Les revenus de l’industrie musicale en ligne sur un pied d’égalité avec les ventes physiques

Tendances

Pour la première fois de son histoire, la musique numérique a généré autant de revenus que la vente traditionnelle d’albums en 2014 à l’échelle internationale.

C’est ce que conclut le rapport déposé par l’International Federation of the Phonographic Industry aujourd’hui. Alors que l’industrie musicale a vu ses revenus reculés de 0,4% par rapport aux chiffres de 2013, les recettes générées par les divers services de distribution musicale en ligne ont augmenté de 6,9% en 2014 pour atteindre 6,9 milliards de dollars US.

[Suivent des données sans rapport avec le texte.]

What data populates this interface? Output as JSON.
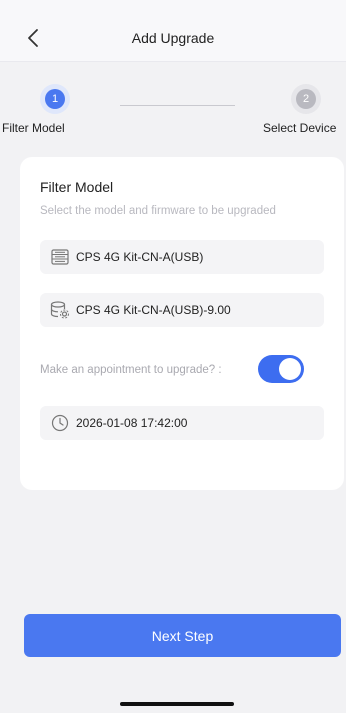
{
  "header": {
    "title": "Add Upgrade"
  },
  "stepper": {
    "steps": [
      {
        "number": "1",
        "label": "Filter Model",
        "active": true
      },
      {
        "number": "2",
        "label": "Select Device",
        "active": false
      }
    ]
  },
  "card": {
    "title": "Filter Model",
    "subtitle": "Select the model and firmware to be upgraded",
    "model_value": "CPS 4G Kit-CN-A(USB)",
    "firmware_value": "CPS 4G Kit-CN-A(USB)-9.00",
    "appointment_label": "Make an appointment to upgrade? :",
    "appointment_enabled": true,
    "datetime_value": "2026-01-08 17:42:00"
  },
  "footer": {
    "next_label": "Next Step"
  },
  "colors": {
    "accent": "#4a78f0",
    "background": "#f2f2f4"
  }
}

«Nous constatons que la musique en continu domine vraiment le marché numérique et nous pouvons imaginer qu’un jour, le numérique constituera la majorité des ventes de musique.»

Par conséquent, les revenus provenant de services en ligne arrivent nez à nez avec ceux générés par la vente physique, qui se partagent de manière égale 92% des recettes enregistrées à l’échelle internationale. Le reste provient notamment des droits de radiodiffusion, de l’utilisation d’œuvres musicales dans la publicité, à la télévision ou au cinéma.

«Nous constatons que la musique en continu (streaming) domine vraiment le marché numérique et nous pouvons imaginer qu’un jour, le numérique constituera la majorité des ventes de musique», estime Frances Moore, directrice générale de l’IFPI.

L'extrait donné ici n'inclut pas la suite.